Another recommended bait is the grub. Many anglers swear that the odor which emanates from the maggots of the big moths when pierced by a hook can be detected from a great distance by fish. Grubs have a reputation as top bait for the inland angler. Grubs can usually be located by removing the top few inches of soil from around the base of a tree. They can also be located in the timbers of trees where that live out their larval stage of their development. They kill the tree as they eat their way into its heart and small holes are a giveaway as to their presence.

In some areas frogs are suitable bait. Not a popular or well-known bait, but soonless the small brown frog usually found under loose bark is the pick of the frogs as bait. The tadpole is effective bait for trout when thrown in the shallow streams among weed beds.

Another bait anglers can use when others are in short supply is the freshwater mussel. These hard-shelled molluscs can usually be found at the river edge or on the beds of the rivers and their soft, fleshy center is bait some fish find irresistible.

The flat bottom of a farm dam is a good place to find crayfish baits. Their presence is usually indicated by small burrowing holes at the edge of the water line. They can also be found under rocks in small streams and creeks. They are generally active at night and have even been seen scampering across dew-covered ground. In winter they tend to burrow deep into the mud of the bottom.

The freshwater shrimp, probably the most successful of all the freshwater baits, are seasonal in their availability. Most fish will rarely turn away from a nicely presented fresh shrimp and at the height of summer they are present in vast numbers. Traps are the best method of capturing the shrimp. Usually a bucket shaped metal container with holes and baited with a dead fish is an efficient method of capture. Perhaps their sense of smell leads them into the bucket to feed off the fish and when retrieved from the water, the bucket drains of water, leaving the entrapped shrimp behind. Areas to search for the shrimp are at the water’s edge next to weed, rocks and algae-covered timber. They have a similar appearance to the prawn and are excellent bait for any species of fish.

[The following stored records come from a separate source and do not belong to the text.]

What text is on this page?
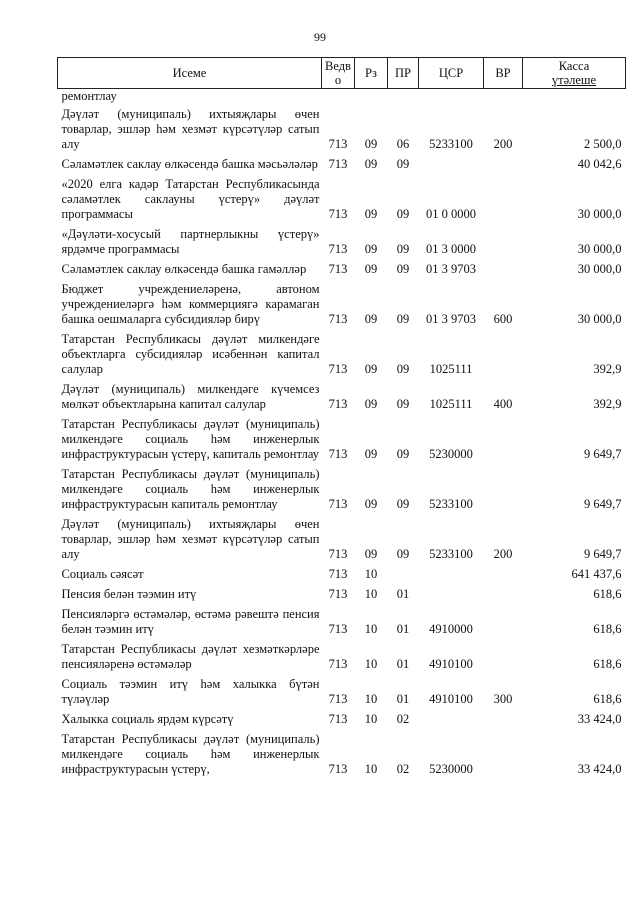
99
Исеме	Ведво	Рз	ПР	ЦСР	ВР	Касса
үтәлеше

ремонтлау						
Дәүләт (муниципаль) ихтыяҗлары өчен товарлар, эшләр һәм хезмәт күрсәтүләр сатып алу	713	09	06	5233100	200	2 500,0
Сәламәтлек саклау өлкәсендә башка мәсьәләләр	713	09	09			40 042,6
«2020 елга кадәр Татарстан Республикасында сәламәтлек саклауны үстерү» дәүләт программасы	713	09	09	01 0 0000		30 000,0
«Дәүләти-хосусый партнерлыкны үстерү» ярдәмче программасы	713	09	09	01 3 0000		30 000,0
Сәламәтлек саклау өлкәсендә башка гамәлләр	713	09	09	01 3 9703		30 000,0
Бюджет учреждениеләренә, автоном учреждениеләргә һәм коммерциягә карамаган башка оешмаларга субсидияләр бирү	713	09	09	01 3 9703	600	30 000,0
Татарстан Республикасы дәүләт милкендәге объектларга субсидияләр исәбеннән капитал салулар	713	09	09	1025111		392,9
Дәүләт (муниципаль) милкендәге күчемсез мөлкәт объектларына капитал салулар	713	09	09	1025111	400	392,9
Татарстан Республикасы дәүләт (муниципаль) милкендәге социаль һәм инженерлык инфраструктурасын үстерү, капиталь ремонтлау	713	09	09	5230000		9 649,7
Татарстан Республикасы дәүләт (муниципаль) милкендәге социаль һәм инженерлык инфраструктурасын капиталь ремонтлау	713	09	09	5233100		9 649,7
Дәүләт (муниципаль) ихтыяҗлары өчен товарлар, эшләр һәм хезмәт күрсәтүләр сатып алу	713	09	09	5233100	200	9 649,7
Социаль сәясәт	713	10				641 437,6
Пенсия белән тәэмин итү	713	10	01			618,6
Пенсияләргә өстәмәләр, өстәмә рәвештә пенсия белән тәэмин итү	713	10	01	4910000		618,6
Татарстан Республикасы дәүләт хезмәткәрләре пенсияләренә өстәмәләр	713	10	01	4910100		618,6
Социаль тәэмин итү һәм халыкка бүтән түләүләр	713	10	01	4910100	300	618,6
Халыкка социаль ярдәм күрсәтү	713	10	02			33 424,0
Татарстан Республикасы дәүләт (муниципаль) милкендәге социаль һәм инженерлык инфраструктурасын үстерү,	713	10	02	5230000		33 424,0
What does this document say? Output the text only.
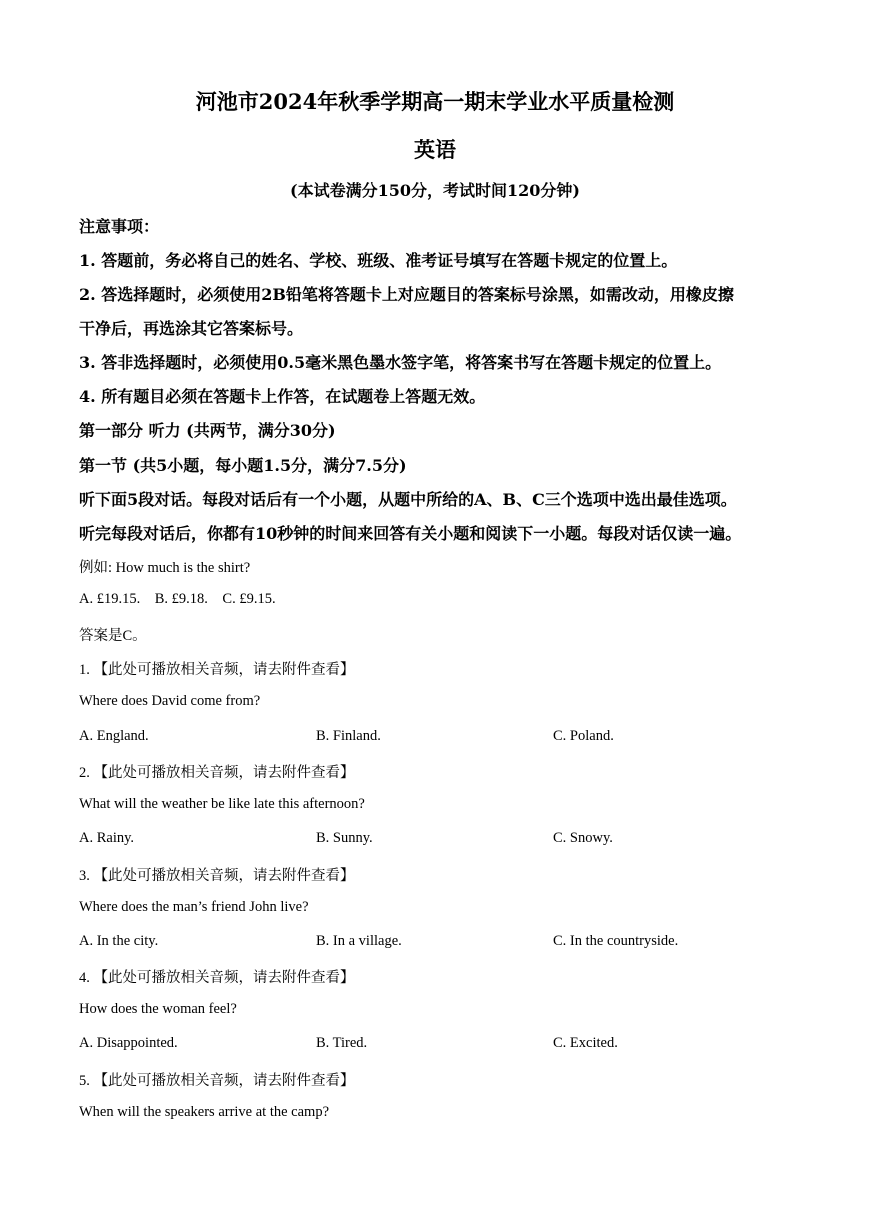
河池市2024年秋季学期高一期末学业水平质量检测
英语
(本试卷满分150分，考试时间120分钟)
注意事项：
1. 答题前，务必将自己的姓名、学校、班级、准考证号填写在答题卡规定的位置上。
2. 答选择题时，必须使用2B铅笔将答题卡上对应题目的答案标号涂黑，如需改动，用橡皮擦
干净后，再选涂其它答案标号。
3. 答非选择题时，必须使用0.5毫米黑色墨水签字笔，将答案书写在答题卡规定的位置上。
4. 所有题目必须在答题卡上作答，在试题卷上答题无效。
第一部分 听力 (共两节，满分30分)
第一节 (共5小题，每小题1.5分，满分7.5分)
听下面5段对话。每段对话后有一个小题，从题中所给的A、B、C三个选项中选出最佳选项。
听完每段对话后，你都有10秒钟的时间来回答有关小题和阅读下一小题。每段对话仅读一遍。
例如: How much is the shirt?
A. £19.15.    B. £9.18.    C. £9.15.
答案是C。
1. 【此处可播放相关音频，请去附件查看】
Where does David come from?
A. England.	B. Finland.	C. Poland.
2. 【此处可播放相关音频，请去附件查看】
What will the weather be like late this afternoon?
A. Rainy.	B. Sunny.	C. Snowy.
3. 【此处可播放相关音频，请去附件查看】
Where does the man’s friend John live?
A. In the city.	B. In a village.	C. In the countryside.
4. 【此处可播放相关音频，请去附件查看】
How does the woman feel?
A. Disappointed.	B. Tired.	C. Excited.
5. 【此处可播放相关音频，请去附件查看】
When will the speakers arrive at the camp?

Live fish are excellent bait and it is a vast practice to use them. In dark, murky waters the big-mouthed fish are attracted to these baits by their movement more so than their appearance or characteristics.

Before using baits such as those mentioned, local regulations must be checked as it is prohibited in some trout waters to use such baits which may compromise the habitat. Indeed the European Carp, which is in plague proportions in Australian rivers and destroys the habitat of the natural fish, are a classic example of what can happen when live bait are released and allowed to thrive. Baits used for trout are almost always live and usually consist of the small water-based animals from the same area as the fish. Trout do appreciate variety although and can also be taken using grasshoppers, beetles, moths, ants, worms and insects.